What is the key indicator or metric that you’ll be watching that you think speaks most to the goals of this specific Lancet countdown?
We’re still hammering those out, but I think two that are going to rise to the surface are going to be global plastic production, with some kind of breakdown by polymer type and by country. And the second big one will be levels of plastic chemicals in the bodies of people, basically in blood and in urine.
Various countries—the USA, Canada, the EU, Korea—have been monitoring plastic chemicals in people’s blood and urine now for several decades. And we’ve seen some very interesting trends that some chemicals, like brominated flame retardants, have gone down over time. PFAS have gone up. When you’re looking at whole populations with a statistically robust sample, these bio monitoring surveys provide powerful evidence of what people are exposed to.
Do you think there’s any outside chance, given what you know about the health effects of plastics, that the human body might surprise us, that there might be some kind of a biological mitigation for the negative effects we are expecting? Is there any chance that the human body might be somehow surprisingly efficient at clearing these chemicals?

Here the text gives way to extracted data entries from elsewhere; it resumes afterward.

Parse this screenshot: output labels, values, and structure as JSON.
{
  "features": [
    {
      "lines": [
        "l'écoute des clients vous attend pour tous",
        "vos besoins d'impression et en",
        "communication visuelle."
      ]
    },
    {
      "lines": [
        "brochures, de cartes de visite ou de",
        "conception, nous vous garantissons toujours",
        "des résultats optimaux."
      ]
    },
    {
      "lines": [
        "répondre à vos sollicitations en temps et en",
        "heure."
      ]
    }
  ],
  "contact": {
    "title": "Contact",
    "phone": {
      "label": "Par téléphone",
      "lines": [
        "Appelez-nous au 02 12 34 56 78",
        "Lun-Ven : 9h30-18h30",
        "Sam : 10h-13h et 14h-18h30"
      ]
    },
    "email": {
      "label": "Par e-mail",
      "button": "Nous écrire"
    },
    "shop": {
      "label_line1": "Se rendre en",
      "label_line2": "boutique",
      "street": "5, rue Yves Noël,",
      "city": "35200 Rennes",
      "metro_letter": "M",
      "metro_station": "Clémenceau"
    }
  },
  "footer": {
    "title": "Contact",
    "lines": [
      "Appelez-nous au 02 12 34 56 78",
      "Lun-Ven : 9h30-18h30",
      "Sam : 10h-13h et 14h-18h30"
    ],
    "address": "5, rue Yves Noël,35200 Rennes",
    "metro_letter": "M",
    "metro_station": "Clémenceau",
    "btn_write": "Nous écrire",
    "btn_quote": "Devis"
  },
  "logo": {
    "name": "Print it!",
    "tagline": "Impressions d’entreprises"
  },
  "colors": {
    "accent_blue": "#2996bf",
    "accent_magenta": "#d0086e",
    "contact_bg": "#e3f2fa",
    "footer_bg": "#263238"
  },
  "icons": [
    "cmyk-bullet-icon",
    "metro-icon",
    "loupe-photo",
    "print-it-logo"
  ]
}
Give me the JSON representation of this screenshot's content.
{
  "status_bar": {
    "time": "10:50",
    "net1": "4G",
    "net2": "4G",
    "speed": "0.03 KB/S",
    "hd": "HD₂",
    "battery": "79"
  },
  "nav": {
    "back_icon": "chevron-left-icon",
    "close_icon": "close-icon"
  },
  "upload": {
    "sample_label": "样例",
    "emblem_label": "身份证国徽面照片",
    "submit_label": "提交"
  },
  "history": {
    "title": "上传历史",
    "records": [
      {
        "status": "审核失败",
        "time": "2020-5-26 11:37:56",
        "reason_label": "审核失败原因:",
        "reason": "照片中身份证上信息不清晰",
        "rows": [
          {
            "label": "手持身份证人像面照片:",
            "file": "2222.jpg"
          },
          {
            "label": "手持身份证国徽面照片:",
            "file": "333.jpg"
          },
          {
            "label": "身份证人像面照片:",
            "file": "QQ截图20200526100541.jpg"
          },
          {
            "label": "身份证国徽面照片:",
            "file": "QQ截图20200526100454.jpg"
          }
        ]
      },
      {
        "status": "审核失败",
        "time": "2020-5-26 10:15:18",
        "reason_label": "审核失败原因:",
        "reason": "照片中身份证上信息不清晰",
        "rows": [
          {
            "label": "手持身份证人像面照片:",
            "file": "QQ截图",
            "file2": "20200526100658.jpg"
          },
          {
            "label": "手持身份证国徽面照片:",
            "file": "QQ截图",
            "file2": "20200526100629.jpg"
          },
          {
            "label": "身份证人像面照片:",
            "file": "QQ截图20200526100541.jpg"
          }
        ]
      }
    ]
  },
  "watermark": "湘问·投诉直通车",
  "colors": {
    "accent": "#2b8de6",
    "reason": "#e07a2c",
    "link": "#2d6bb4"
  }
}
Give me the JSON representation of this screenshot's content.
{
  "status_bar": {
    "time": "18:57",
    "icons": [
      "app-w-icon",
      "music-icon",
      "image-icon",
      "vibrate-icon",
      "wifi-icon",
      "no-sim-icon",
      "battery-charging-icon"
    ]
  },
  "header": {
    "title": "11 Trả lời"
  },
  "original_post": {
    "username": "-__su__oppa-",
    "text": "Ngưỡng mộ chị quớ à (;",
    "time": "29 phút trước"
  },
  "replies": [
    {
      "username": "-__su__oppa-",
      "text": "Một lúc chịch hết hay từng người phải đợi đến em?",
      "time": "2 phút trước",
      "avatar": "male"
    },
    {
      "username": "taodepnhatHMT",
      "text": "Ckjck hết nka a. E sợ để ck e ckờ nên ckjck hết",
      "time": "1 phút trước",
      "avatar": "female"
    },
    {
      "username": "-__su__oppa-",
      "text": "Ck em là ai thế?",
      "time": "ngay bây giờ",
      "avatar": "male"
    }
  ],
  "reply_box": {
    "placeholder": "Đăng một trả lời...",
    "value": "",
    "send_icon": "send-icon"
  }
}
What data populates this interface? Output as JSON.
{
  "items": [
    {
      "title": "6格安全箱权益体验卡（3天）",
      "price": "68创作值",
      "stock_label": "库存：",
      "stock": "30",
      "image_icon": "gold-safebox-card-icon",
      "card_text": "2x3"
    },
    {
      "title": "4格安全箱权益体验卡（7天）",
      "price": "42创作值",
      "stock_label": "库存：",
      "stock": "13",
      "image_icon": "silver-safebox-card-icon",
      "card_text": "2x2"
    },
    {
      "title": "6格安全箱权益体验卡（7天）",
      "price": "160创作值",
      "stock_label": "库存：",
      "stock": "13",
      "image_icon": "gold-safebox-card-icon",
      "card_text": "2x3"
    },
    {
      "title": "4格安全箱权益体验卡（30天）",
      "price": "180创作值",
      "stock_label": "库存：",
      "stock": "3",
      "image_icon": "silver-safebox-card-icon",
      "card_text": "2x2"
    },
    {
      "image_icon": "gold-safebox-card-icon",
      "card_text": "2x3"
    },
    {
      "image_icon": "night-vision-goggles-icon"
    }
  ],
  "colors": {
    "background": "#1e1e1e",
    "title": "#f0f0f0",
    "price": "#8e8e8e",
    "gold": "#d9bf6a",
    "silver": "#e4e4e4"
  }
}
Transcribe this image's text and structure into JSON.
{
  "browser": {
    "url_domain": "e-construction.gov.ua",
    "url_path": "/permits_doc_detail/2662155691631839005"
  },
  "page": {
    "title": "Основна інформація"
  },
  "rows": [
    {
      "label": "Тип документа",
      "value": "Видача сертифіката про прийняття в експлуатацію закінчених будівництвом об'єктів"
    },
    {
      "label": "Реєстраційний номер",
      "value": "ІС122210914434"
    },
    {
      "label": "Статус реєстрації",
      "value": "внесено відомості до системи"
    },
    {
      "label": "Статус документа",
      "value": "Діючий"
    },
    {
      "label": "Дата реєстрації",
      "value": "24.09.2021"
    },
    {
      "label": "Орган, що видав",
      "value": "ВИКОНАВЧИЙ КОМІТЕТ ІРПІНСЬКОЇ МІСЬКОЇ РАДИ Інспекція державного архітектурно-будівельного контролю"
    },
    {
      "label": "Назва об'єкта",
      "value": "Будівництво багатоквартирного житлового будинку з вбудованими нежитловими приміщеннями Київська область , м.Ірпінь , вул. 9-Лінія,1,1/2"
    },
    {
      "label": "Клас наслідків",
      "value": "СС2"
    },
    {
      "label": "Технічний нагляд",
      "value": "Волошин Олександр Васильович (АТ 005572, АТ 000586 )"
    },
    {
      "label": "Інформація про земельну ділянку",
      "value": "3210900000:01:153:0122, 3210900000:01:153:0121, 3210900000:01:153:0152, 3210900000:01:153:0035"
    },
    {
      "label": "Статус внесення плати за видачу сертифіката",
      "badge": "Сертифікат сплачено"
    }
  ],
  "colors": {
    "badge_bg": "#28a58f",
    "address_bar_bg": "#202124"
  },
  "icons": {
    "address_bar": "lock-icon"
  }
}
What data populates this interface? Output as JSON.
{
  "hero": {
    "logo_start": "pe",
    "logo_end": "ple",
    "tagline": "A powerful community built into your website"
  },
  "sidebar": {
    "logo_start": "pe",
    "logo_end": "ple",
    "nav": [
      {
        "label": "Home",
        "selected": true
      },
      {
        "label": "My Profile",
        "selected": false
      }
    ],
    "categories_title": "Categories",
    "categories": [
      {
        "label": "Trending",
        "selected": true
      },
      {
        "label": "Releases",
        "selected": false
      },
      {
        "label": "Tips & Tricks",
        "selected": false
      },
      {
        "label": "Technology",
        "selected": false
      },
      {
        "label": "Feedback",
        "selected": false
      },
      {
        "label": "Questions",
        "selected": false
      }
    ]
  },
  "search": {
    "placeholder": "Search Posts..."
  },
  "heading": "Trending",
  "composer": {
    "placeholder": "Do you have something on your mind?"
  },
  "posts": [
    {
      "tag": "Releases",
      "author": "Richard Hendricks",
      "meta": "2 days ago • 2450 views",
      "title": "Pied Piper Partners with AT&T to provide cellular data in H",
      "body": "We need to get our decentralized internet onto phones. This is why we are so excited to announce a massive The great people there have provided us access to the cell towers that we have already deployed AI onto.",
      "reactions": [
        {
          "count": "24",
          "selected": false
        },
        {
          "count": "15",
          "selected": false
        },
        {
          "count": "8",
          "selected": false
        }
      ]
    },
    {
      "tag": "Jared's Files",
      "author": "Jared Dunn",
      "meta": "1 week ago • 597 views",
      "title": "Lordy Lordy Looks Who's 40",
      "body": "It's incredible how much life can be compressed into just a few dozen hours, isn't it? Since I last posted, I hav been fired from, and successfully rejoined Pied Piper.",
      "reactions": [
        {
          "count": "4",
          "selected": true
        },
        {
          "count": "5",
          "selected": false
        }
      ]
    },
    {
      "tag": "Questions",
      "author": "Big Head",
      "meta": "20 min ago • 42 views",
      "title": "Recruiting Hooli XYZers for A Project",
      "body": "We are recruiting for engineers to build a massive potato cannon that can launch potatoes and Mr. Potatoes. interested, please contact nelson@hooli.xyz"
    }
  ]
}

I don’t know. That’s an interesting possibility, and the human body surprises us every day. To be more pessimistic, though, and to put it in evolutionary terms, plastic is not something that our species has grown up with. I mean, our species had no experience with plastic until, let’s say, 75 years ago. And only in the last 25 years have we encountered the amounts of plastic that we’re seeing today. So we’ve certainly had no evolutionary time to develop a clearance mechanism. It’s possible, I suppose, that some of the existing clearance mechanisms in the body will be able to deal with plastic. Only time will tell, but I don’t think we can bank on that.
Do you have any hope that human ingenuity can meet the challenge of the mounting plastic pollution problem, and that we’ll find some kind of technological way to mitigate the problem?
Again, it would be nice. But I don’t think we can bank on it. You know, magical thinking really doesn’t work very well. It must have been back in the ’80s, I think that there was something called the Chakrabarti bacterium that was supposed to eat oil spills. Well, it’s been a long time since we heard about that, and the oil spills are still with us.